Over the years, the fights got bigger and the crowds expanded. The Odyssey Arena became a fervent fight venue, and I dragged my father along. Not a natural fan of boxing, he never was fully won over by the sport, but he was transfixed by the atmosphere and Carl Frampton. He started going alone when I wasn’t in the country. “Sweet Caroline” played and thousands sang in unison awaiting the ring entrance. Opponents were dispatched, before a world title was won on a freezing night on the docks where the Titanic was launched. Battered and bruised, Carl Frampton left the makeshift arena with a belt strapped to his waist, and his young daughter and wife at his side. The sacrifice and hardship had been worth it to reach this night. His daughter slept soundly, using his entrance robe as a snuggly blanket.

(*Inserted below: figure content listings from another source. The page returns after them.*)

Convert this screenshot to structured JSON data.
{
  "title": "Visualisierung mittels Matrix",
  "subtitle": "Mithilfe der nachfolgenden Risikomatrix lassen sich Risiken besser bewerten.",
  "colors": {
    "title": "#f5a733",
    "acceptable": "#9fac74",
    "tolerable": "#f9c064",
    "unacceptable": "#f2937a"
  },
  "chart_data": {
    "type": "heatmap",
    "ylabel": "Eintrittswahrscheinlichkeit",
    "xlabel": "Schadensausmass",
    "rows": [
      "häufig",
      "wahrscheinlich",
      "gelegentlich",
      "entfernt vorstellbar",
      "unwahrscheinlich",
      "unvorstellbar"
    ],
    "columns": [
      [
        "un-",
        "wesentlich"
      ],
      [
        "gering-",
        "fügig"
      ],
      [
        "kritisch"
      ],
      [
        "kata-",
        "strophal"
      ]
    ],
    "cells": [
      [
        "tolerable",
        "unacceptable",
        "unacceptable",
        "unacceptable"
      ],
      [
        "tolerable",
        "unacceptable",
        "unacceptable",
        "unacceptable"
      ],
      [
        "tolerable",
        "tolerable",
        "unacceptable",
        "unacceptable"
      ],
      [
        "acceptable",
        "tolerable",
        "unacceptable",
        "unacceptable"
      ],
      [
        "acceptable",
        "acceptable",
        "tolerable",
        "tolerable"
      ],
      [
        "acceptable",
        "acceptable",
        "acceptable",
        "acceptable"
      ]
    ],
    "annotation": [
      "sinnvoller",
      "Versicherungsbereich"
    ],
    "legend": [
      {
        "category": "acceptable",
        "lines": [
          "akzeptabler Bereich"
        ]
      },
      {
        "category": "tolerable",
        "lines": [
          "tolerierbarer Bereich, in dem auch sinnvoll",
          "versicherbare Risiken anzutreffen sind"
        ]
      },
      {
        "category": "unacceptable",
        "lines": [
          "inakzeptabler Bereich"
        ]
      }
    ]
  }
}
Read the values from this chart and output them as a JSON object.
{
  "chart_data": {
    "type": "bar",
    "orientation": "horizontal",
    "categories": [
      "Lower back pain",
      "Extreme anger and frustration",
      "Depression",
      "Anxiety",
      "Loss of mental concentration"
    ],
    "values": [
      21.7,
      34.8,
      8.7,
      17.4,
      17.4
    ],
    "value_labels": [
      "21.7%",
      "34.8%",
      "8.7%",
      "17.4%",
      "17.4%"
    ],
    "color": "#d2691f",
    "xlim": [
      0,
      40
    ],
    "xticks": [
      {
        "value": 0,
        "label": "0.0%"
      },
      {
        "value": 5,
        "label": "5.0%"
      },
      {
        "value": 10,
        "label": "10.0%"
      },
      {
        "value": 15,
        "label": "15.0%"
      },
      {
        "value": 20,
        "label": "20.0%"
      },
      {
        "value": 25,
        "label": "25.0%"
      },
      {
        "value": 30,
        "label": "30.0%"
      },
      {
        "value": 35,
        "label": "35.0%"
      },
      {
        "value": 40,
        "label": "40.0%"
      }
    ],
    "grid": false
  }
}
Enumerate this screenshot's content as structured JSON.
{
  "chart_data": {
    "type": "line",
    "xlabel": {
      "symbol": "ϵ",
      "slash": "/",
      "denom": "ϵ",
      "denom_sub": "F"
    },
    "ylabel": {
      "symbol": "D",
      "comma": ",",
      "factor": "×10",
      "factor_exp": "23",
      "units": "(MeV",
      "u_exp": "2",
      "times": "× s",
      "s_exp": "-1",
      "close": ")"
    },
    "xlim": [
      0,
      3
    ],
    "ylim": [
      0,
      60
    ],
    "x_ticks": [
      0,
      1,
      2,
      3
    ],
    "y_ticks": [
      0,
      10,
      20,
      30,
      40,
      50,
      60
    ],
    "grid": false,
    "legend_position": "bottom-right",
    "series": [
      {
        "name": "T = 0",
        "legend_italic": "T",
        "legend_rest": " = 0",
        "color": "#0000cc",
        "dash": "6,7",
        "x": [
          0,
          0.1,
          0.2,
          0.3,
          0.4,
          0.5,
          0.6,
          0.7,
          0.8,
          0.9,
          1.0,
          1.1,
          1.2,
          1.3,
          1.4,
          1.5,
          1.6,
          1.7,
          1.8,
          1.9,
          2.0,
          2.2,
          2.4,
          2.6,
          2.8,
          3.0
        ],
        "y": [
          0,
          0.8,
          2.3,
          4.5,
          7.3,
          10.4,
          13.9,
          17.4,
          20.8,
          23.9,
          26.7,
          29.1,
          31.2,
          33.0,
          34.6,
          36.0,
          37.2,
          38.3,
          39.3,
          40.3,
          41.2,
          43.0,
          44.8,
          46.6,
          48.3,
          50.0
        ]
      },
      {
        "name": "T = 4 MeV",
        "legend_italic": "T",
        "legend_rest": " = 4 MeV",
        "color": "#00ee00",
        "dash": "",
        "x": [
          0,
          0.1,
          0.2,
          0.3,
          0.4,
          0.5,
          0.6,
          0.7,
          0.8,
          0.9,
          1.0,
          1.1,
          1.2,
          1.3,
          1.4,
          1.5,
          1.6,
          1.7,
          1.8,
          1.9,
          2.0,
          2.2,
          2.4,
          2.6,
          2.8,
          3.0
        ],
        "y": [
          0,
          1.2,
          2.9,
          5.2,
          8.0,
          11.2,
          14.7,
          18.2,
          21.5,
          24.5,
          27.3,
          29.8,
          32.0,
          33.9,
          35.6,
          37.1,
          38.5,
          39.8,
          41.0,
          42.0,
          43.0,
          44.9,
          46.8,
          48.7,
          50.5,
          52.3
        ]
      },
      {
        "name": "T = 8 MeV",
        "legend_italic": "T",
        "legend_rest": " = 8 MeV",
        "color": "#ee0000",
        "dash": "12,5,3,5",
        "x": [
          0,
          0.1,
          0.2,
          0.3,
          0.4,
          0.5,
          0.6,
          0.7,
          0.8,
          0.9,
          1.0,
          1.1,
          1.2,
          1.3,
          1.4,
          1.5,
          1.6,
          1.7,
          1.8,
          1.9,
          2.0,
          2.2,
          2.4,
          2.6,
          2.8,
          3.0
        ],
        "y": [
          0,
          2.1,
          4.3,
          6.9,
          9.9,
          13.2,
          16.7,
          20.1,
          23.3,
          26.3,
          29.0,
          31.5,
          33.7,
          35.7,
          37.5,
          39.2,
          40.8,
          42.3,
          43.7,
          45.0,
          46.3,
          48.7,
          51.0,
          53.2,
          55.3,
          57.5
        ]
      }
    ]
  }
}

In February, after a difficult night in the Texan heat, Carl Frampton will take on his biggest test in Scott Quigg’s back yard in Manchester. The years have moved on, but Carl hasn’t changed. Before I left for Sydney, he rang me to wish me well and to urge me to keep writing. He remains unaffected and pleasantly bemused at how his ability with his fists generates so much acclaim. When he enters the arena in front of 20,000 fans, a large proportion will have travelled the Irish sea to cheer their hero. I will travel from Sydney for the weekend. It’s not sensible, but if I’m going to have a quarter life crisis, it needs to be for a good purpose. When Frampton fights, he doesn’t just box to win a championship, he represents everything that is good and hopeful in Northern Ireland. A new generation that has grown up determined to move beyond the bullshit, bigotry and segregation of the past and at times present. When he fights, he fights for all of us that want a better future for our country. I will be ringside cheering for someone I consider a good friend.